Kütüphane Web Sayfası

21. Yüzyıl Trendleri ve Akademik Kütüphanelerle İlişkis

Zeynep İspir1 ve Duhan Torlak2

Öz

21. yüzyılda ivme kazanan teknolojik gelişmeler her alanı olduğu gibi kütüphaneleri de etkilemiştir. Bu gelişmelere paralel olarak kütüphaneler ve bilgi uzmanları bu yüzyılda kullanıcıların farklı ihtiyaçları ile karşılaşmışlardır. Kullanıcıların verilen hizmetlere hızlı, kolay ve kusursuz olarak erişim sağlama arzularını karşılamak, özellikle akademik kütüphaneler için başlıca değişim unsuru olmuştur. Bu değişim; bilgiye erişim, kaynaklardaki format değişiklikleri, açık erişim hareketi, değişen kütüphane mekânları, zaman ve mekândan bağımsız hizmet, kurumsal arşiv, yayın analizleri gibi ögeleri bünyesinde bulundurur. Kütüphaneciler de bu değişime uyum sağlayarak, akademik performansların ölçülmesine katkıda bulunmak, derslerle entegre bilgi okuryazarlığı hizmetlerini yürütmek ve sosyal medyayı etkin kullanmak gibi farklı alanlarda uzmanlaşmış ve yeni unvanlar almışlardır. Kullanıcıların gereksinimlerini karşılamak için gerekli temel yetkinliklere sahip olan kütüphaneciler, içinde bulunduğumuz yüzyılın trendleri ile birlikte yeni fırsat ve zorluklarla karşılaşmışlardır. Bu çalışmada 21. Yüzyılda trendlerin akademik kütüphanelere etkileri ve kütüphanecilerin karşılaştığı fırsat ve zorluklar üzerinde durulmuş, sürecin getirdiği sorular yanıtlanmaya çalışılmıştır.

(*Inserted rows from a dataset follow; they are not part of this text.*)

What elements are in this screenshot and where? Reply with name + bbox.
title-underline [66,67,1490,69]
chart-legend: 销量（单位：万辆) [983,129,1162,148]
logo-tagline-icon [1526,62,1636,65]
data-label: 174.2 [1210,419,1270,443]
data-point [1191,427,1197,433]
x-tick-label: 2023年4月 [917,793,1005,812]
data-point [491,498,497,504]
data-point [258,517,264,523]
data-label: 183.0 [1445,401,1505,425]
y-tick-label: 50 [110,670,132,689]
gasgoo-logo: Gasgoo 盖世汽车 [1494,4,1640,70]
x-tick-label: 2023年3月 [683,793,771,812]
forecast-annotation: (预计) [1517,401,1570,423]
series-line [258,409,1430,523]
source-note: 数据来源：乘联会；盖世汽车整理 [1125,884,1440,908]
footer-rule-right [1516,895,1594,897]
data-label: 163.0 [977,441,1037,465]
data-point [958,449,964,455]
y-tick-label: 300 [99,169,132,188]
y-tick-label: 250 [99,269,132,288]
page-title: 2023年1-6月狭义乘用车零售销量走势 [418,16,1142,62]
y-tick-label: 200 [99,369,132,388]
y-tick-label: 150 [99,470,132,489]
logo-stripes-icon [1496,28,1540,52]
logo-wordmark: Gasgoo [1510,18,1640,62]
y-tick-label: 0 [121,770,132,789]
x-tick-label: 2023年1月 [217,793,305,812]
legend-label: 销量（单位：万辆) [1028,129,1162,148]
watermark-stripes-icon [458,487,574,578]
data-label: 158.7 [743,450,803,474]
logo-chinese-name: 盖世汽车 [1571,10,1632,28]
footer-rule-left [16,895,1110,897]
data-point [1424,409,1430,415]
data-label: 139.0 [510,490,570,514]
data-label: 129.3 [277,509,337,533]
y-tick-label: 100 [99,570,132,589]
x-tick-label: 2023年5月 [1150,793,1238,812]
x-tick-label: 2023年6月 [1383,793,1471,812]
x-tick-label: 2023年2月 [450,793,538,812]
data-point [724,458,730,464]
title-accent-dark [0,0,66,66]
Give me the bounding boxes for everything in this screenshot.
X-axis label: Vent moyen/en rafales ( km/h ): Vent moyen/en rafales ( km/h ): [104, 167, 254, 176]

Anahtar Sözcükler: Akademik kütüphanelerde trendler, bilgiye erişim, akademik kütüphanelerde hizmet türleri,

kullanıcı beklentileri, z kuşağı.

Giriş

Kütüphaneler, çağlar boyunca olgu ve olayların yansıdığı yazılı belgelerin toplandığı, düzenlendiği, korunup, sunulduğu yerler olmuştur. Kütüphanenin özünü bilgi oluşturur. Kütüphanede her şey bir bilgi nesnesidir. Bilgi nesnesi kullanıcıya yine bilgi olarak sunulmak üzere değerlendirilir (Gürdal Tamdoğan, 2009). Kütüphaneler medeniyetlerin kalkınmalarında her dönem önemli bir rol oynamıştır. Bir ülkenin gelişmesi o ülkede üretilen bilginin gücüyle olur. Bu bağlamda bilimsel bilginin en önemli üreticisi olan üniversiteler için kütüphaneler, kurumların entelektüel merkezi olarak kabul edilir. Bir üniversite kütüphanesinin rolü, kullanıcıların beklentilerini karşılayacak şekilde gereksinim duydukları bilgi kaynaklarına doğru ve hızlı yoldan erişmelerini sağlamaktır. Bununla birlikte üniversitede üretilen materyalleri kullanıcıların hizmetine sunan ve bu materyalleri araştırmacılar tarafından ileride kullanılmak üzere depolayan, merkezi bir nokta olduğundan dolayı, kurumdaki her departmanın da tamamlayıcısıdır.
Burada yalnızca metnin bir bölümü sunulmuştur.